Caleb GarlingCorrespondent INovember 13, 2011

TAMPA, FL - NOVEMBER 13:  Defensive tackle Albert Haynesworth #95 of the Tampa Bay Buccaneers sets for play against the Houston Texans November 13, 2011 at Raymond James Stadium in Tampa, Florida. (Photo by Al Messerschmidt/Getty Images)
Al Messerschmidt/Getty Images

The Tampa Bay Buccaneers have a pretty bad run defense this year. Coming into today, they were 26th worst in the league in rushing yards allowed. When they played the 49ers a few weeks ago, Frank Gore and Kendall Hunter looked like a couple of escaped horses.

So picking up Albert Haynesworth was not the worst of moves. They need help, and even though the Patriots got rid of the questionably-moraled defensive anchor, he can still play football.

But the Bucs will regret it.

First, there is his obvious baggage. As much as players act cool about a guy's past, everyone saw Haynesworth's disgusting face stomp of Andre Gurode. You don't forget, and you don't easily forgive antics like that. Haynesworth will be dealing with that in the backs of players' minds during practice.

That will be compounded with the fact his time didn't work out in New England. The Patriots not only have a terrible defense to begin with, but such a deal was made of his signing there that the sting of being cut midseason is exacerbated.

He's arriving in Tampa Bay already saddled with the label of "lazy" and "jerk."
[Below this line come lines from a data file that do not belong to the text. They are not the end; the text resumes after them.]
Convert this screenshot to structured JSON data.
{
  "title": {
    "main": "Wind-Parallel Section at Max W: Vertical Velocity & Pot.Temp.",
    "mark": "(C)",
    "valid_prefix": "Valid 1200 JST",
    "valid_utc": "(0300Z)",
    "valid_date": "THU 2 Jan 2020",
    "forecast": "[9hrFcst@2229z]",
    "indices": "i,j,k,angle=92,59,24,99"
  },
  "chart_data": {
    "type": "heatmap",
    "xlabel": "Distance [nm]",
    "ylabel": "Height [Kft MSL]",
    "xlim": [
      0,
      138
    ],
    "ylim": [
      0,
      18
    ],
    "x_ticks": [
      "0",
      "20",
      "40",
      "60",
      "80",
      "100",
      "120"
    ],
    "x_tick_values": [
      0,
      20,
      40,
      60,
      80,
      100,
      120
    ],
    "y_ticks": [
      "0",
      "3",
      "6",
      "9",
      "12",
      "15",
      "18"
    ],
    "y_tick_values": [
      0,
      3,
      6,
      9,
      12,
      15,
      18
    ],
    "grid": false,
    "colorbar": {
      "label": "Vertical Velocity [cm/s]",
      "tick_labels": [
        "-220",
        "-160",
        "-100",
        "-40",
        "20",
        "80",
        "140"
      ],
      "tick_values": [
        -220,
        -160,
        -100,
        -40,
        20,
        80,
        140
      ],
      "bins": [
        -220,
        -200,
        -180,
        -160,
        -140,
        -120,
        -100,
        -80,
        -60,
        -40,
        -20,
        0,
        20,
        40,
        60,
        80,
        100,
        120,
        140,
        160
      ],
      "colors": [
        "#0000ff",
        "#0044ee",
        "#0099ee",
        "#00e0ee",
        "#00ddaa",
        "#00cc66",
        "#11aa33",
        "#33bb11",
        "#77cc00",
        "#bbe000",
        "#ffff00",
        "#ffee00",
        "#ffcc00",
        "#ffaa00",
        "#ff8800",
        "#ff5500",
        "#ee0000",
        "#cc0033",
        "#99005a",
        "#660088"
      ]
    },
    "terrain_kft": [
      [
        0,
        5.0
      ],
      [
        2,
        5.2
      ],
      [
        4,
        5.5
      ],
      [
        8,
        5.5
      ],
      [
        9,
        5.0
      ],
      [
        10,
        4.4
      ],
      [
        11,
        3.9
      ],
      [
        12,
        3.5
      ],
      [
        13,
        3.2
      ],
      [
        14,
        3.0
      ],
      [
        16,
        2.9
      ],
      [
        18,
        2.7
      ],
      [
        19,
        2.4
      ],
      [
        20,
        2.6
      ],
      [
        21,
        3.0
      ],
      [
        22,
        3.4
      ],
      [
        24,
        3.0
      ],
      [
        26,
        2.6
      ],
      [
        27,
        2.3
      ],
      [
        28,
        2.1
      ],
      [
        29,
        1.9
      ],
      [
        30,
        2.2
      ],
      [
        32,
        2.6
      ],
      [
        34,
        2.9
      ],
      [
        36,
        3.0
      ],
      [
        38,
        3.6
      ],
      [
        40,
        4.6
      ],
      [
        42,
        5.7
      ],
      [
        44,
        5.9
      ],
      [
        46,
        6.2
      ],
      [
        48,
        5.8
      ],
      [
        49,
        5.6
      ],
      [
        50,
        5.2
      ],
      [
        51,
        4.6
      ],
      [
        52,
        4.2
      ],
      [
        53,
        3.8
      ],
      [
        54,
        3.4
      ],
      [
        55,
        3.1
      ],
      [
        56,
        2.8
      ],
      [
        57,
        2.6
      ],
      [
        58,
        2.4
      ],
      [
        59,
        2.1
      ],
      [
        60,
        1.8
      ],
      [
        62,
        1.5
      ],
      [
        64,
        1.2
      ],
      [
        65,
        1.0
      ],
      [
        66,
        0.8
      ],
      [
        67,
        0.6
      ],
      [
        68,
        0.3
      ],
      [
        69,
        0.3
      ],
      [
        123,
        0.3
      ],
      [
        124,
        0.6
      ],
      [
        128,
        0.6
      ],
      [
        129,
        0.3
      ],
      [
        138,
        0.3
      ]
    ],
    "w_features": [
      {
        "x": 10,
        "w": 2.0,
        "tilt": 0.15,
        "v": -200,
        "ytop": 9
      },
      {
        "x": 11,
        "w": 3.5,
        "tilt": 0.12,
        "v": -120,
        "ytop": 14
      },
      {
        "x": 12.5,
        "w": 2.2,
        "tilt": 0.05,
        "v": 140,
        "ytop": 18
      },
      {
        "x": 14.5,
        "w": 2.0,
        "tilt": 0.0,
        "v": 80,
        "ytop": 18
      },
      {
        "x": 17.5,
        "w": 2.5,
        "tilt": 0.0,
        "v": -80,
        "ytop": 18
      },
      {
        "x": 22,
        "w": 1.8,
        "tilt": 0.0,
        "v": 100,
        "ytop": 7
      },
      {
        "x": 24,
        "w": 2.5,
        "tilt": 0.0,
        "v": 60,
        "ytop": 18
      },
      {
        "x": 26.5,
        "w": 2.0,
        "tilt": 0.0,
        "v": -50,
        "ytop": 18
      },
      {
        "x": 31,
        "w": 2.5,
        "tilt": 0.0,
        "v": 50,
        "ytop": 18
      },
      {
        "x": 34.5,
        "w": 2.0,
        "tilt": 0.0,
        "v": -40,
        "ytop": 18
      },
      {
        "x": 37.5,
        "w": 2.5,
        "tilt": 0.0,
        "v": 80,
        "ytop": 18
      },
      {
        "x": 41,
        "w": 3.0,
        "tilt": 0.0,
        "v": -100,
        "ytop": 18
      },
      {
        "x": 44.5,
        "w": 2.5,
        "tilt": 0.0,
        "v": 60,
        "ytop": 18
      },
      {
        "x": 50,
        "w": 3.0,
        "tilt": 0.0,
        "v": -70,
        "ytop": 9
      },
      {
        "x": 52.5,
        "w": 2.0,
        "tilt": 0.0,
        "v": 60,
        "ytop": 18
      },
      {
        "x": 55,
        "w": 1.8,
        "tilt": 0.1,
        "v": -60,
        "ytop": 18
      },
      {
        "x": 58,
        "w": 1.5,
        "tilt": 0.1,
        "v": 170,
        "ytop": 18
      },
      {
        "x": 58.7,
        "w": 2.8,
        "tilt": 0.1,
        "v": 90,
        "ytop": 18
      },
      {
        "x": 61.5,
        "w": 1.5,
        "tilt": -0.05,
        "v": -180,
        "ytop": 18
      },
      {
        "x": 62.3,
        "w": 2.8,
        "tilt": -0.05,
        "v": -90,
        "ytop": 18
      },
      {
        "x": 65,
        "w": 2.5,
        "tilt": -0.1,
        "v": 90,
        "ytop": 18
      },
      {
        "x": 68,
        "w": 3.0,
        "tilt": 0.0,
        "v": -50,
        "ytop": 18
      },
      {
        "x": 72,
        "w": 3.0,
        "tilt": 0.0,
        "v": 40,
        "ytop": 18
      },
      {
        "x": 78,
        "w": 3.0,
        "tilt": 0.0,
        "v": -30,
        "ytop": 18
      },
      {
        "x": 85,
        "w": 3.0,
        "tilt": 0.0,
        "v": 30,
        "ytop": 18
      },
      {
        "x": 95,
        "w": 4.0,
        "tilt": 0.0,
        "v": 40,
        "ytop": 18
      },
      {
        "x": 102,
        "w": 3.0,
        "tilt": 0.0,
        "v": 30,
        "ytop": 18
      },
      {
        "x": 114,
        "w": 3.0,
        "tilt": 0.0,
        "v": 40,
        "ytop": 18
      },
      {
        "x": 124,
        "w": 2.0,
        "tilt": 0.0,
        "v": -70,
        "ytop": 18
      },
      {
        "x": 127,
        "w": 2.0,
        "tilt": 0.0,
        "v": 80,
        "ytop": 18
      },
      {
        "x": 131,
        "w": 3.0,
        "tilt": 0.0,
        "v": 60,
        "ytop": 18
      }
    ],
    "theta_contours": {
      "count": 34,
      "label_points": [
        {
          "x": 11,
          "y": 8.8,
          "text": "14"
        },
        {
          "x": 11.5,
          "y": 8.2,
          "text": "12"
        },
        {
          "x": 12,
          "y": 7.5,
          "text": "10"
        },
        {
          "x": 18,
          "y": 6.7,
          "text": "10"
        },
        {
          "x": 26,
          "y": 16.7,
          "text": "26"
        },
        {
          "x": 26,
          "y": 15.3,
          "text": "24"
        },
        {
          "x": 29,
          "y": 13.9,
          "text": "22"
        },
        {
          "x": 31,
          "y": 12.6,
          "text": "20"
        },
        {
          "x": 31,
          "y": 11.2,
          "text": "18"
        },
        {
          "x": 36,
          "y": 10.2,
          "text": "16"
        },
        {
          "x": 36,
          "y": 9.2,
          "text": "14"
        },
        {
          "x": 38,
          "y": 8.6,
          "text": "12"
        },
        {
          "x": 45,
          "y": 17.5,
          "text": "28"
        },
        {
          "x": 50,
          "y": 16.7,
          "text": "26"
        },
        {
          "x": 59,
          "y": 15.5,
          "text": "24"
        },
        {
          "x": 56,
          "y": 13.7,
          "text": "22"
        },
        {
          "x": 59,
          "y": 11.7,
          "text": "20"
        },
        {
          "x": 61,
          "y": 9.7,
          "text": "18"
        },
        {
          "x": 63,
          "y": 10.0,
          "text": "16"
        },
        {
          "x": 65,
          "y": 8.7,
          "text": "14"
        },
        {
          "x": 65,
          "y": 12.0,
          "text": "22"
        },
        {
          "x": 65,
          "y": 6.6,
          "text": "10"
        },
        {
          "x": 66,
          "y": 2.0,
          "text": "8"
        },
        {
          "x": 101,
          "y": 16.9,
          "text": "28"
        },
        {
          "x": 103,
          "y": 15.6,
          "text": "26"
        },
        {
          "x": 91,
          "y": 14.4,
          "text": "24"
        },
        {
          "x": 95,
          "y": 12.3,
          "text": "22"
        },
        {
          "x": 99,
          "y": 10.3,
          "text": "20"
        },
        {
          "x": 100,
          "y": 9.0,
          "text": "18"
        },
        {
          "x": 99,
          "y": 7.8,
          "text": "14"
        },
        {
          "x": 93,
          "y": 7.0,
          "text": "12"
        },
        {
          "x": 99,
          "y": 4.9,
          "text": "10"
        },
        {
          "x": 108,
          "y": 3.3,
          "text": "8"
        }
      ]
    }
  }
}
You can't bring in a guy like that, midseason, to an already troubled team and defensive unit and expect it to work out well. Today, the Texans had a field day, giving up 185 yards, with Arian Foster, Ben Tate and Derrick Ward each getting 10-plus handoffs.

Granted, Haynesworth had only been with the team for about 48 hours and the Texans ground game is one of the best, but he started and still couldn't help keep that three-headed hydra under control.

Again, the Bucs need help. But signing perhaps the biggest jerk in NFL history is not the way to go about it.